Deutsche Bank advanced 4 percent to 34.62 euros at 12:51 p.m., gaining the most in two weeks. The share has increased 18 percent this year.

UBS, Switzerland’s biggest bank, announced plans for another 10,000 job cuts today as it scaled back on investment banking and focused on wealth management. It will reduce staff by more than 15 percent to about 54,000 over three years to help save an additional 3.4 billion Swiss francs ($3.6 billion), the Zurich-based bank said today.

Revenue from trading in bonds and other products at Deutsche Bank jumped an annual 67 percent in the third quarter to 2.5 billion euros. That beat the average estimate of six analysts of 2 billion euros. Revenue from equities trading rose 67 percent to 642 million euros.

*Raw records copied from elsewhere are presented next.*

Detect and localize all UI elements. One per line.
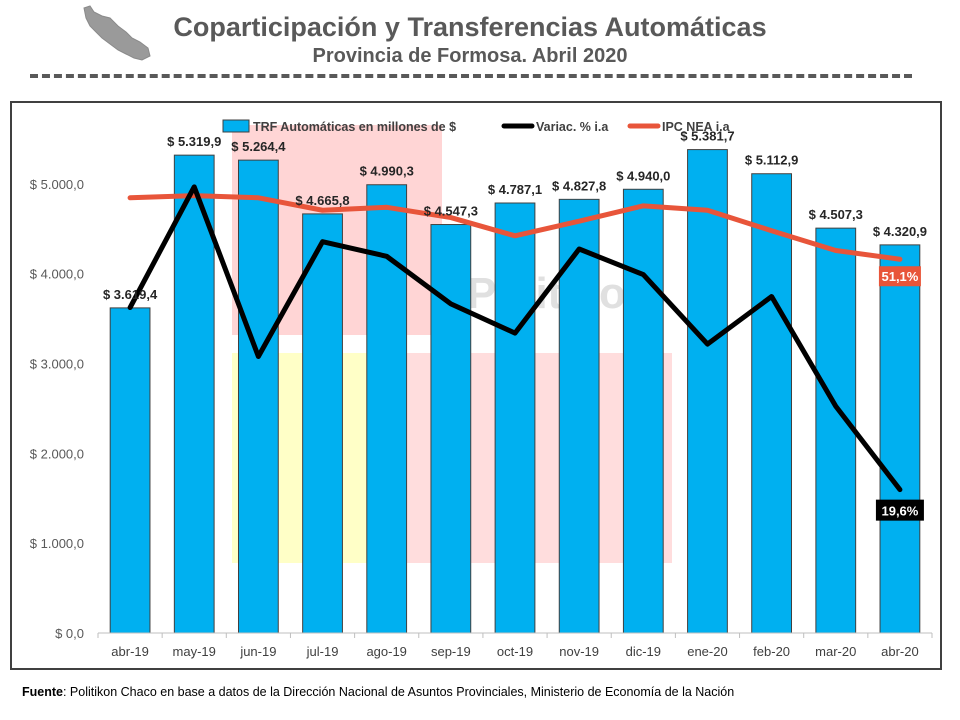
x-tick-label: nov-19 xyxy=(559,644,599,659)
source-note: Fuente: Politikon Chaco en base a datos … xyxy=(22,685,734,699)
y-tick-label: $ 3.000,0 xyxy=(30,357,84,372)
bar-value-label: $ 4.665,8 xyxy=(295,193,349,208)
formosa-map-logo xyxy=(82,4,152,64)
bar xyxy=(687,149,728,634)
bar xyxy=(622,188,664,634)
y-tick-label: $ 0,0 xyxy=(55,626,84,641)
x-tick-label: ene-20 xyxy=(687,644,727,659)
chart-frame: Politikon$ 0,0$ 1.000,0$ 2.000,0$ 3.000,… xyxy=(10,101,942,670)
bar-value-label: $ 3.619,4 xyxy=(103,287,158,302)
x-tick-label: jun-19 xyxy=(239,644,276,659)
bar-value-label: $ 4.320,9 xyxy=(873,224,927,239)
x-tick-label: abr-20 xyxy=(881,644,919,659)
bar-value-label: $ 4.787,1 xyxy=(488,182,542,197)
legend-label-bars: TRF Automáticas en millones de $ xyxy=(253,120,456,134)
y-tick-label: $ 5.000,0 xyxy=(30,177,84,192)
page-subtitle: Provincia de Formosa. Abril 2020 xyxy=(312,45,628,67)
bar xyxy=(879,244,921,634)
x-tick-label: dic-19 xyxy=(626,644,661,659)
page-title: Coparticipación y Transferencias Automát… xyxy=(173,12,767,42)
title-divider xyxy=(30,74,912,78)
bar-value-label: $ 4.990,3 xyxy=(360,164,414,179)
source-label: Fuente xyxy=(22,685,63,699)
bar-value-label: $ 4.547,3 xyxy=(424,204,478,219)
ipc-nea-line xyxy=(127,193,903,262)
x-tick-label: ago-19 xyxy=(366,644,406,659)
bar-value-label: $ 4.507,3 xyxy=(809,207,863,222)
bar xyxy=(494,202,536,634)
bar-value-label: $ 5.112,9 xyxy=(745,153,799,168)
x-tick-label: abr-19 xyxy=(111,644,149,659)
x-tick-label: mar-20 xyxy=(815,644,856,659)
formosa-map-shape xyxy=(83,5,151,61)
variation-end-label: 19,6% xyxy=(881,504,918,519)
y-tick-label: $ 2.000,0 xyxy=(30,446,84,461)
bar xyxy=(430,224,472,634)
legend-label-variation: Variac. % i.a xyxy=(536,120,609,134)
variation-line xyxy=(127,184,903,493)
bar xyxy=(366,184,408,634)
bar xyxy=(109,307,151,634)
x-tick-label: sep-19 xyxy=(431,644,471,659)
chart-canvas: Politikon$ 0,0$ 1.000,0$ 2.000,0$ 3.000,… xyxy=(30,119,933,659)
bar xyxy=(751,173,793,634)
legend-label-ipc: IPC NEA i.a xyxy=(662,120,731,134)
source-text: : Politikon Chaco en base a datos de la … xyxy=(62,685,735,699)
bar xyxy=(173,154,215,634)
bar-value-label: $ 4.940,0 xyxy=(616,168,670,183)
x-tick-label: jul-19 xyxy=(306,644,339,659)
x-tick-label: may-19 xyxy=(173,644,216,659)
y-tick-label: $ 4.000,0 xyxy=(30,267,84,282)
bar-value-label: $ 5.381,7 xyxy=(680,129,734,144)
ipc-end-label-box xyxy=(878,266,921,287)
legend-swatch-bars xyxy=(222,119,250,133)
bar xyxy=(237,159,279,634)
variation-end-label-box xyxy=(875,499,924,521)
x-tick-label: oct-19 xyxy=(497,644,533,659)
bar-value-label: $ 5.264,4 xyxy=(231,139,286,154)
bar-value-label: $ 5.319,9 xyxy=(167,134,221,149)
bar-value-label: $ 4.827,8 xyxy=(552,178,606,193)
bar xyxy=(302,213,343,634)
ipc-end-label: 51,1% xyxy=(881,269,918,284)
bar xyxy=(815,227,857,634)
bar xyxy=(558,198,600,634)
x-tick-label: feb-20 xyxy=(753,644,790,659)
y-tick-label: $ 1.000,0 xyxy=(30,536,84,551)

The lender has completed about 1,200 of the 1,500 job cuts at its investment bank and related areas as of the end of September, Stefan Krause, the company’s chief financial officer, said today on a conference call with analysts. It will wrap up the majority of its remaining headcount reduction by the end of the year, he said.

Savings Goal

The bank, which is cutting a total of 1,993 jobs, has said it will incur 4 billion euros in costs to achieve annual targeted savings of 4.5 billion euros by 2015.

Banks across Europe are firing staff and reviewing businesses as the sovereign-debt crisis reduces trading and rising capital demands weigh on profitability.

The company, which earned 45 percent of its revenue from investment banking last year, took 320 million euros in restructuring charges in the third quarter out of 600 million euros slated for the second half, according to the statement.

Deutsche Bank said today that it has received requests for information from regulatory agencies concerning its processing of U.S. dollar payment orders through U.S. institutions for parties from countries subject to U.S. embargo laws. The bank is cooperating with the requests, according to the statement.

Court Costs

Expenses from litigation rose to 289 million euros in the third quarter from 180 million in the same period a year earlier, the company’s filings show. Deutsche Bank left its estimate for potential litigation losses for which it hasn’t set aside provisions at 2.5 billion euros at the end of September, unchanged from three months earlier.

The company is among four European banks being investigated by U.S. authorities for alleged violations involving oil trading and Iran, an attorney with knowledge of the matter said in September on condition of anonymity.

Lawsuits will occupy the company for “quite a while,” Krause said today.

Deutsche Bank’s core tier 1 capital ratio climbed 57 basis points, or 0.57 percentage point, to 10.7 percent in September from the previous quarter, according to the earnings statement. That means “we are on track to achieve our Basel III capital ambitions,” Juergen Fitschen and Anshu Jain, co-chief executive officers, said in an e-mail today.

Last Place

The German bank was the least capitalized of Europe’s four biggest investment banks at the end of June, data compiled by Bloomberg Industries show. The 10.7 percent ratio may still place Deutsche Bank last in that ranking. Barclays Plc, which had a ratio of 10.9 percent at the end of June, reports third- quarter earnings tomorrow.

Deutsche Bank’s capital levels are still “weak” and the gap with its competitors is widening, JPMorgan Chase & Co. analysts Kian Abouhossein and Amit Ranjan wrote in an e-mailed report.

The “probability of Deutsche Bank issuing new capital through an indirect capital raise of issuing performance related shares is increasing,” the London-based analysts wrote.

Net interest income was 3.72 billion euros in the third quarter compared with 4.3 billion euros a year ago and an average estimate among seven analysts of 4 billion euros.

German lenders face “intense competition and low interest rates are causing margin pressure,” Moody’s Investors Service said on Oct. 19.

Deutsche Bank’s pretax profit at its private and business clients unit rose to 492 million euros in the third quarter from 310 million euros a year ago on gains from asset sales. That beat the 329 million-euro average estimate of nine analysts surveyed by Bloomberg.